Patrick Mboyo : Oui, cela ressemble à une discrimination, à une exclusion, voire à une stigmatisation de la communauté africaine. Les Noirs subissent beaucoup de stéréotypes. Lorsqu’un médecin africain travaille dans une institution en Occident, tout malade à qui on le présente a à priori une appréhension. Ils se demandent s’il est bien formé, alors que si c’était un médecin d’une autre origine, cette question ne se poserait pas. Or, ce médecin africain pourrait être le major de sa promotion. C’est la couleur de peau qui dérange. Je n’ai jamais vu un médecin noir primé dans son domaine. Tout cela, à cause de la stigmatisation et des préjugés. La maladie en tant que telle provient de zones tropicales. Nous savons que le bassin du Congo est couvert à plus de 60% par la forêt vierge, c’est-à-dire dans une partie où l’homme n’a pas accès. Et dans cette partie, les autochtones ont un contact avec l’environnement, notamment avec les animaux, en particulier les singes. Ces derniers constituent une sorte de conscience sanitaire sur le caractère comestible ou non de certains aliments. L’animal sert de cobaye dans le milieu naturel. Et tout naturiste sait que l’on ne consomme pas un aliment de n’importe quelle manière. Cela ne veut pas dire pour autant que l’homme noir qui vit dans ce bassin du Congo, tout comme dans celui de l’Amazonie, soit associé à l’image du singe ou d’un quelconque animal. Nous avons des virus comme Ebola et le Mpox, qui vient de réapparaître, qui posent beaucoup de problèmes de contact entre l’homme et l’animal, mais cela ne veut pas dire qu’il faut limiter l’image de l’être humain à ce contact, qui est tout à fait naturel depuis la nuit des temps.

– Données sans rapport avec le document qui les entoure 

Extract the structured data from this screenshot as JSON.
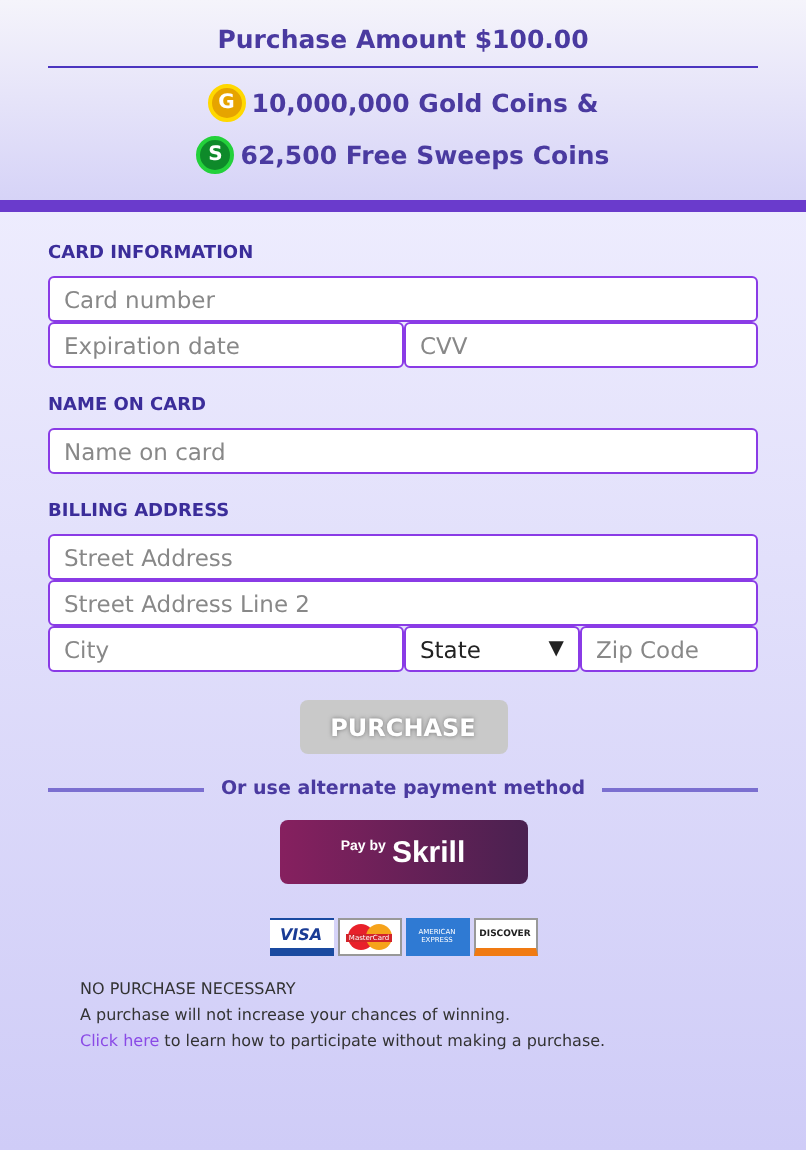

LNA : Quelle appréciation faites-vous de cette maladie ?

Patrick Mboyo : Le traitement de cette maladie pose la question de l’évolution de la société, en particulier dans un pays comme la RDC. Le sous-développement et l’état de pauvreté qu’il y a dans ce pays constituent une menace pour l’humanité. Il faudrait que l’on puisse se rendre compte que la paupérisation de la population congolaise devient un problème sérieux. L’Ebola a été découvert au Zaïre, et le Mpox est aussi apparu dans ce même pays. Pourquoi dans ce pays voit-on toujours apparaître un virus qui peut devenir une épidémie internationale, voire une pandémie ? Il faudrait que l’on travaille pour que le développement du Congo soit tel qu’il préserve l’humanité de ces maladies. Voilà pourquoi j’appelle la communauté internationale à prendre à bras-le-corps les problèmes de ce pays. À force de laisser sombrer ce pays avec des dirigeants corrompus, qui n’ont aucune vision, et surtout avec des guerres qui enrichissent les entreprises occidentales pour leurs industries numériques, automobiles ou autres intérêts, nous risquons de voir d’autres maladies émerger de ce pays que personne ne sera capable de gérer. Le coronavirus doit interpeller l’intelligence internationale, la capacité du monde à faire attention. L’évolution du monde fait qu’on ne peut pas laisser cette partie du monde dans cet état de nature qui met l’homme en contact avec l’environnement de façon incontrôlée et qui peut générer des maladies dangereuses.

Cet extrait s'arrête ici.